Blu-ray: Man About the House (1974)
Another 1970’s movie adaptation of a British television comedy, Man About The House features the exploits of flatmates Robin (Richard O’Sullivan), Chrissy (Paula Wilcox) and Jo (Sally Thomsett), as they try to save the street they are living in from being demolished by shady property dealers.
Landlords George (Brian Murphy) and Mildred (Youth Joyce) have opposing views on this, as they seem to do on everything that comes into discussion between them. Mildred is happy to spurn the developers cash advances, while George is happy for anything to make some quick money.
The TV series ran from 1973 – 76 and spurned 2 spinoff shows: Robin’s Nest (where Robin gets married and opens a bistro), and George and Mildred (where they move into the suburbs).
The movie not only has the main characters from the TV series returning to play their parts, but also has other minor cast members reprising their roles too.
Man About the House enthusiasts may pick up on little details being different to the TV series, such as the layout of the flatmates room and the position of the Ropers room in the building, but other than these minor changes, this is essentially an extended episode of the successful comedy series.

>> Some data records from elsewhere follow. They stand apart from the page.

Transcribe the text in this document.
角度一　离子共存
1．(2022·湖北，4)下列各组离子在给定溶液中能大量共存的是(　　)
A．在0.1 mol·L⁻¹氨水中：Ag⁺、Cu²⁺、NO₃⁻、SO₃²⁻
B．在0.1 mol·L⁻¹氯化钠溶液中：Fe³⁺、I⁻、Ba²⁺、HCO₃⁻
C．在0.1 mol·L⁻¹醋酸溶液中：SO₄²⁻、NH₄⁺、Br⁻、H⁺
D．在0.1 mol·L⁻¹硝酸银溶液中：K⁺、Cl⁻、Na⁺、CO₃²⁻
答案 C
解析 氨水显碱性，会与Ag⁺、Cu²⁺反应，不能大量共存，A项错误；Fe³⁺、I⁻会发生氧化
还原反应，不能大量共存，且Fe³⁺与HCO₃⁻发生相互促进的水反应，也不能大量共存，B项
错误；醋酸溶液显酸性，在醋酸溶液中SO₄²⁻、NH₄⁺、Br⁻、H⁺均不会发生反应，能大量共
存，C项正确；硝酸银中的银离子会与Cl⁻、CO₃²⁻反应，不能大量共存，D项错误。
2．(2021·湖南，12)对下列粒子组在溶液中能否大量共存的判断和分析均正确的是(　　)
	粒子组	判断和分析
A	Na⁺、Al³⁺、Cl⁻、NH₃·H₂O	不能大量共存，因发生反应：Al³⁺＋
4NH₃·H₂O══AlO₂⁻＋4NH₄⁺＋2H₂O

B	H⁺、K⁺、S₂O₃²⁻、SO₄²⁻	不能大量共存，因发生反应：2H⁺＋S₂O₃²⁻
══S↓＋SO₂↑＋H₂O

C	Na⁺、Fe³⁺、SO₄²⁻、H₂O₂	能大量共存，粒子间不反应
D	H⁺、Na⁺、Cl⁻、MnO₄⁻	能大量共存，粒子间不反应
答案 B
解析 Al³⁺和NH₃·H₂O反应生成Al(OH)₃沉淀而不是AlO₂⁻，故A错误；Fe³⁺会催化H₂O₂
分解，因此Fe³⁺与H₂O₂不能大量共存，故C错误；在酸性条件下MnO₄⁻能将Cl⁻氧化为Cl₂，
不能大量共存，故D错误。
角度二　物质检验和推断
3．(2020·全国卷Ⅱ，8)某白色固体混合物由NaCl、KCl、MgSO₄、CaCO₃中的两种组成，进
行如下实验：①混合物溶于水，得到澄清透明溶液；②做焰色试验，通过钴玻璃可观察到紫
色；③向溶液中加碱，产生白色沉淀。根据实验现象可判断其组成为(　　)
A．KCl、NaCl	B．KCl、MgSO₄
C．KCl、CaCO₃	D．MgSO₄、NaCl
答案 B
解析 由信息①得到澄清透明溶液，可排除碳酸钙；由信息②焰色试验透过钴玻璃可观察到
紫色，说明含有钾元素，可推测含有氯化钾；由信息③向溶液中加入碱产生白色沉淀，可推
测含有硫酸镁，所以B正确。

The final 15 minutes of the movie are quite self-referential, with the whole gang arriving at the Thames Television Studios (where the TV series was filmed) and meeting the real-life actors from other TV shows, while George gets them confused with their on-screen personas, leading to an awkward conversation with Jack Smethurst and Rudolph. There is also a short, yet utterly crazy, meeting with Spike Milligan at his TV dressing room which takes the humour into typical ‘Milliganesque’ territory.
Having grown up watching these TV shows during the 70’s, I’m always happy to rewatch them and their big screen versions too.
I’m not sure if the humour will translate as much to todays generation brought up on quick-fire Netflix and YouTube comedy, but at the very least, for those of us old enough to remember flares being in fashion, big shirt collars, and political correctness being an unknown thing, there are plenty of laughs to be found here.
The blu-ray transfer makes it look like it was made yesterday too.